As I have myself struggled a bit with this concept, I would like to present my own explanation of it. Context: Loss of significance is a loss of precision, not necessarily accuracy.
And for a long time, I didn't know the difference between the two concepts.
Explanation: Now first, I show them a calculation of subtracting two numbers close to each other in floating point. We then try to calculate the initial and final relative and absolute errors.
We then observe that the relative error has become much larger, and in addition to that, we have lost many significant figures.
Context: when I was presented this in my first course of numerical analysis, I said: "so? Who cares? We are still close to the number!","the absolute error is still bounded by the addition of the errors!"
But then when I realized the difference between precision and accuracy, I convinced myself that this was a loss of precision.
Explanation: the relativity of precision:
Intuitively, we can observe that as we increase the size of the Actual number to be estimated A, relative to the size of the absolute error, we see that the cluster of numbers (Whose average is a measure of precision) gets "closer together", and that might give us sufficient precision.
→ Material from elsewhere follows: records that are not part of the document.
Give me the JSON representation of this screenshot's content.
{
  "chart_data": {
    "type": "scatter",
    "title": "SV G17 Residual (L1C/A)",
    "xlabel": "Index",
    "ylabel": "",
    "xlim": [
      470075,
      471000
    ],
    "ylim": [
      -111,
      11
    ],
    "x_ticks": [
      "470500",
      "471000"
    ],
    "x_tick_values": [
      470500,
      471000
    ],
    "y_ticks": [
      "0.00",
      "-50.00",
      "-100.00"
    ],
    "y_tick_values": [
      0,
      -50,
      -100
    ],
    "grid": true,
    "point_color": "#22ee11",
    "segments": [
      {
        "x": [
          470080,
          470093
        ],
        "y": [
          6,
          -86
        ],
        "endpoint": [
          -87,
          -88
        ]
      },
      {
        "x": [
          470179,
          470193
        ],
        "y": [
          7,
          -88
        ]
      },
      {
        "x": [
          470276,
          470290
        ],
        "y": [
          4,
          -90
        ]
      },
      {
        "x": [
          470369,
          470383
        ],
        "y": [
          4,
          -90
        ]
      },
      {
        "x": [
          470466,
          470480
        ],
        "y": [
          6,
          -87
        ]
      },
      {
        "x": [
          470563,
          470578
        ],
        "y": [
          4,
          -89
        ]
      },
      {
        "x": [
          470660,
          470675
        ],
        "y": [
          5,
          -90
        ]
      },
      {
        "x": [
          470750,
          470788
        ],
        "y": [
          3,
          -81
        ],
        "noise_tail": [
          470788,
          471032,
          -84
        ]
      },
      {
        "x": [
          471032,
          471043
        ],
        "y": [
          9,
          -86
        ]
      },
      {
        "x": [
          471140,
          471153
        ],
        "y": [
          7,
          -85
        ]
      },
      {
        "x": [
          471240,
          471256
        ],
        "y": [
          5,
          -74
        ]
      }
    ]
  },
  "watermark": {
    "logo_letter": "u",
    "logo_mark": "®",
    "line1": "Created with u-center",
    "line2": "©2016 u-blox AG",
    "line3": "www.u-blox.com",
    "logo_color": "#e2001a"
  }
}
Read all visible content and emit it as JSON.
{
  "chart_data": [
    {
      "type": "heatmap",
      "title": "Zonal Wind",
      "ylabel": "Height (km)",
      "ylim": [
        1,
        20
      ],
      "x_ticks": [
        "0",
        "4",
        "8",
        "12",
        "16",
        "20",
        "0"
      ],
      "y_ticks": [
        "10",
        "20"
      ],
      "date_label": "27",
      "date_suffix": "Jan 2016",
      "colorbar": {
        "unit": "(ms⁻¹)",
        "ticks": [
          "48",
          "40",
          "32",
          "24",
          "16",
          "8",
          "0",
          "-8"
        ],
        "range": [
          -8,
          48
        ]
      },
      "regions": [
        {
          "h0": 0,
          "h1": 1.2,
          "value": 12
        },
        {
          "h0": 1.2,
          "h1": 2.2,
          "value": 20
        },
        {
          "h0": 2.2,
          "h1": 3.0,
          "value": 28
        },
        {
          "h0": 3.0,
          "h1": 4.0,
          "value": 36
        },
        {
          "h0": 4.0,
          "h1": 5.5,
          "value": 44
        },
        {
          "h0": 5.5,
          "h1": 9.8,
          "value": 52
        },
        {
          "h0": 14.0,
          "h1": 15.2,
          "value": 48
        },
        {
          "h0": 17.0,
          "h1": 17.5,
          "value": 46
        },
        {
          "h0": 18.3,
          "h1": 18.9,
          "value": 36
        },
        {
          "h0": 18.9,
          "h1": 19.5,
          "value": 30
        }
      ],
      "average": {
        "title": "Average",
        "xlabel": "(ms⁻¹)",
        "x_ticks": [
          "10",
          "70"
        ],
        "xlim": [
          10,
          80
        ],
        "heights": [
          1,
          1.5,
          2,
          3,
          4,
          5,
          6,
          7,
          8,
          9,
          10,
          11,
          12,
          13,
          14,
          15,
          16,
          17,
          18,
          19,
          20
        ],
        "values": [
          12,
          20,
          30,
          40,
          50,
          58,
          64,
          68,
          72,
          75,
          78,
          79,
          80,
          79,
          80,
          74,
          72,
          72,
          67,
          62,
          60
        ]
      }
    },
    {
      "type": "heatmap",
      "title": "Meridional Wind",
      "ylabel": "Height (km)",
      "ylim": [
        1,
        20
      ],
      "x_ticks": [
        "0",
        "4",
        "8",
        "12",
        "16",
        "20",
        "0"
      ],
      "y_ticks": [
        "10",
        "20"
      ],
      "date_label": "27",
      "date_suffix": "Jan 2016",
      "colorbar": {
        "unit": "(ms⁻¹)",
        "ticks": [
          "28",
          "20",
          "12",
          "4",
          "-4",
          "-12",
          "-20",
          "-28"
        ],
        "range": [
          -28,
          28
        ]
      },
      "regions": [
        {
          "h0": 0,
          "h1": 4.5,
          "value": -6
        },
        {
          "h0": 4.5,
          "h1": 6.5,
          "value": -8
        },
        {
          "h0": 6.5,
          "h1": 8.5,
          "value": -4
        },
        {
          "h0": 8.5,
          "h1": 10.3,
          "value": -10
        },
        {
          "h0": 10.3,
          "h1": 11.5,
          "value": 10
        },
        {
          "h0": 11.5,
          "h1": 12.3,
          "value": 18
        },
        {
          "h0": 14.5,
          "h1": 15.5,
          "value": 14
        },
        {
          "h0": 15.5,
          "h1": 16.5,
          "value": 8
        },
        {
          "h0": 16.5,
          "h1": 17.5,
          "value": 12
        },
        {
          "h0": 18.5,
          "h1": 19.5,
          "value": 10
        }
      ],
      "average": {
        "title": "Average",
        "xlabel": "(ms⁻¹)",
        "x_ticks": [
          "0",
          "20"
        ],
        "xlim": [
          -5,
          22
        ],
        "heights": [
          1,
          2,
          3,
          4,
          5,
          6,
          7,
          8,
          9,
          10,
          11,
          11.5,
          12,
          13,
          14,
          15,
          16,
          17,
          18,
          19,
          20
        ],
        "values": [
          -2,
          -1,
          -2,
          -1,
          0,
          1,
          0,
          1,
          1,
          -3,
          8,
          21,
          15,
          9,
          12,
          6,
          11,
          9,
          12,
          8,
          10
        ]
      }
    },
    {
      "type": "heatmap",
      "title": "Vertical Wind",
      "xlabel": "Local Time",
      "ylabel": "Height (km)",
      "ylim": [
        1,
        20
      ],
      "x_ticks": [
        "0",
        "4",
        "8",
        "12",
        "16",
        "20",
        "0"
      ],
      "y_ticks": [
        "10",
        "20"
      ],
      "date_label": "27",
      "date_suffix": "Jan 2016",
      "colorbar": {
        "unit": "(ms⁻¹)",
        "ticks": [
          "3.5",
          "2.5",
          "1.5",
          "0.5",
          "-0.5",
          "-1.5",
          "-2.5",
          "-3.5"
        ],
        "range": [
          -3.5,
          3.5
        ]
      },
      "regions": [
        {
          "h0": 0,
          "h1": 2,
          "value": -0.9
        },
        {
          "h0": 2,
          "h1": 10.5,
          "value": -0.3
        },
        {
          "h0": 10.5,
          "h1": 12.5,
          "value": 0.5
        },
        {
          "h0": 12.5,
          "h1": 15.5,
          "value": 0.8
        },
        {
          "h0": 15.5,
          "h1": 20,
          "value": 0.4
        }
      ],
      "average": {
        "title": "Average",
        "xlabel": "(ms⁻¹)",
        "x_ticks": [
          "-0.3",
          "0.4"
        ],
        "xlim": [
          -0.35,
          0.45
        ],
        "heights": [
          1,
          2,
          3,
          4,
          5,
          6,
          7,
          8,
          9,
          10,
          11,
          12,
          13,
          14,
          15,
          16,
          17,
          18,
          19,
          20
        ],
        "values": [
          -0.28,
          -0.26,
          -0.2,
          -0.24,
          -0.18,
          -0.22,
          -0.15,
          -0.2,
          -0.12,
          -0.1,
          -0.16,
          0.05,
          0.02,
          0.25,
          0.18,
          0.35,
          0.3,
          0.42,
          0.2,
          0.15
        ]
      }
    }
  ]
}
Example: Like trying to hit a ship with rockets, an error area of 1 meter is amazing.
But hitting an apple with a bow and arrow , and 1 meter is too imprecise, too big to hit the apple consistently.
Last part of explanation: I then say," we want to be consistent with our data, and a loss of relative error takes that away from us. So we "care" about loss of significance.
I myself am only partially satisfied with this explanation, and find that there is something missing, or perhaps it is in part incorrect.
I would appreciate your comments or any guidance from your part.